Welch ein Wehklagen hob an, als Coca-Cola seine Europa-Zentrale von der Essener Max-Keith-Straße in die Bundeshauptstadt Berlin verlegte. 2003 zog Coca-Cola weg, 300 Menschen arbeiteten dort damals noch. Niemand konnte sich so recht vorstellen, was aus dem 30 000 Quadratmeter großen Gelände mit seinen acht Gebäuden mit Abfüllanlagen, Zuckerspeichern oder Lagerhalle für Konzentrat-Stahlbehälter werden sollte.
Spielwiese für Erfinder
Niemand? Zwei mutige Investoren, einer aus Essen, einer aus München, lockte der Reiz, aus dem von der Weltmarke Coca-Cola seit dem Weltkrieg geprägten Grundstück etwas ganz Besonderes zu machen: Kein stinknormaler langweiliger Gewerbepark mit Hallen und Büros, von denen es in Essen so viele gibt, sondern eine Spielwiese für Erfinder, innovative Produzenten, Grafiker, Fotografen, Werbeleute. Sie investierten eine Millionen-Summe, sie bauten ganze Hallen nach Wünschen Kreativer um - und stießen in eine Marktlücke.

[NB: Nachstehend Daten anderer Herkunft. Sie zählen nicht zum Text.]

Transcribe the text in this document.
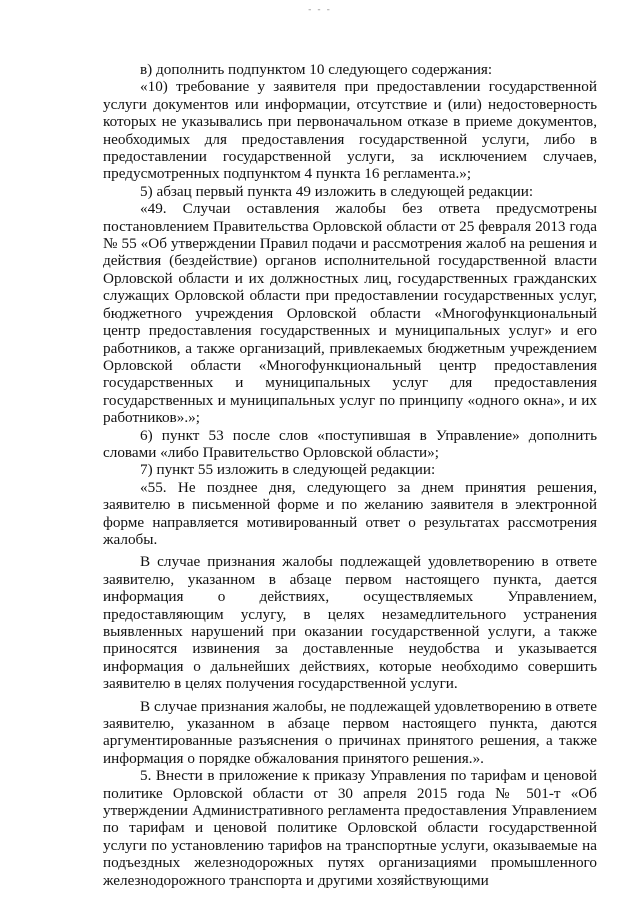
- - -

в) дополнить подпунктом 10 следующего содержания:

«10) требование у заявителя при предоставлении государственной услуги документов или информации, отсутствие и (или) недостоверность которых не указывались при первоначальном отказе в приеме документов, необходимых для предоставления государственной услуги, либо в предоставлении государственной услуги, за исключением случаев, предусмотренных подпунктом 4 пункта 16 регламента.»;

5) абзац первый пункта 49 изложить в следующей редакции:

«49. Случаи оставления жалобы без ответа предусмотрены постановлением Правительства Орловской области от 25 февраля 2013 года № 55 «Об утверждении Правил подачи и рассмотрения жалоб на решения и действия (бездействие) органов исполнительной государственной власти Орловской области и их должностных лиц, государственных гражданских служащих Орловской области при предоставлении государственных услуг, бюджетного учреждения Орловской области «Многофункциональный центр предоставления государственных и муниципальных услуг» и его работников, а также организаций, привлекаемых бюджетным учреждением Орловской области «Многофункциональный центр предоставления государственных и муниципальных услуг для предоставления государственных и муниципальных услуг по принципу «одного окна», и их работников».»;

6) пункт 53 после слов «поступившая в Управление» дополнить словами «либо Правительство Орловской области»;

7) пункт 55 изложить в следующей редакции:

«55. Не позднее дня, следующего за днем принятия решения, заявителю в письменной форме и по желанию заявителя в электронной форме направляется мотивированный ответ о результатах рассмотрения жалобы.

В случае признания жалобы подлежащей удовлетворению в ответе заявителю, указанном в абзаце первом настоящего пункта, дается информация о действиях, осуществляемых Управлением, предоставляющим услугу, в целях незамедлительного устранения выявленных нарушений при оказании государственной услуги, а также приносятся извинения за доставленные неудобства и указывается информация о дальнейших действиях, которые необходимо совершить заявителю в целях получения государственной услуги.

В случае признания жалобы, не подлежащей удовлетворению в ответе заявителю, указанном в абзаце первом настоящего пункта, даются аргументированные разъяснения о причинах принятого решения, а также информация о порядке обжалования принятого решения.».

5. Внести в приложение к приказу Управления по тарифам и ценовой политике Орловской области от 30 апреля 2015 года № 501-т «Об утверждении Административного регламента предоставления Управлением по тарифам и ценовой политике Орловской области государственной услуги по установлению тарифов на транспортные услуги, оказываемые на подъездных железнодорожных путях организациями промышленного железнодорожного транспорта и другими хозяйствующими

Über 90 Prozent der Fläche sind heute vermietet, es tummeln sich an der Max-Keith-Straße derzeit Bad-Gestalter, Innenbeleuchter, Werbe-Fotografen, Unternehmensberater der renommierten Agentur BDO, ein Hersteller von nach Kundenwünschen designten Popcorn, ein Betreiber eines Boxclubs für Manager, ein 24-Stunden-Fitness-Studio, Sicherheitsleute und Fans der spanischen Tapas-Gerichte.
Alexanderpark heißt diese Ansiedlung ein bisschen kurioser, auf jeden Fall recht fantasievoller Unternehmen nahe der A 52 in Bergerhausen: Jeder Einzelne der 60 Betriebe bringt nicht Massen an Arbeitsplätzen mit, aber insgesamt werkeln, denken und erfinden auf dem Gelände nun über 400 Menschen.
Betreut werden die Mieter von Oliver Rottmann, Geschäftsführer der Argus Immobilienmanagement GmbH, die in Deutschland mehrere Projekte vermögender Familien hütet. Er ist ein Mann der ersten Stunde, sitzt mit seinem neunköpfigen Team in der früheren Coca-Cola-Kantine, in der sogar noch eine alte Getränkeanlage für Fanta, Cola und Bonaqua im Schrank verstaubt.
„Erst waren viele Mietinteressenten skeptisch“
Rottmann führte mögliche Mieter durch die einst unzugänglichen Ecken der Essener Coca-Cola-Welt, die sogar eigene geheime Telefonleitungen besaß: „Hier war mal alles rot, die Türrahmen, die Wände. In den Fluren hing alles voller Coca-Cola-Schilder. Und ein ganzes Zimmer war für Verhandlungen sogar komplett rot gestrichen - da wurde man ja wahnsinnig drin.“
Vieles ist weg, vieles im neuesten Design modernisiert - übrig sind in den Büros aber noch die perfekt eingepassten weißen Einbauschränke von Coca-Cola. Und am heutigen Konferenztisch von Argus Immobilienmanagement wurde einst die Coca-Cola-Wassermarke „Bonaqua“ und die Fanta-Richtung „Fruit“ entwickelt. Auch ein Tagungs- und Kinosaal mit hellen-Eichenholz-Wänden und einer echten Kino-Leinwand ist noch originalgetreu aus den 70er Jahren erhalten: Hier schulte Coca-Cola seine Spitzenkräfte; jetzt können Firmen diesen Saal mieten.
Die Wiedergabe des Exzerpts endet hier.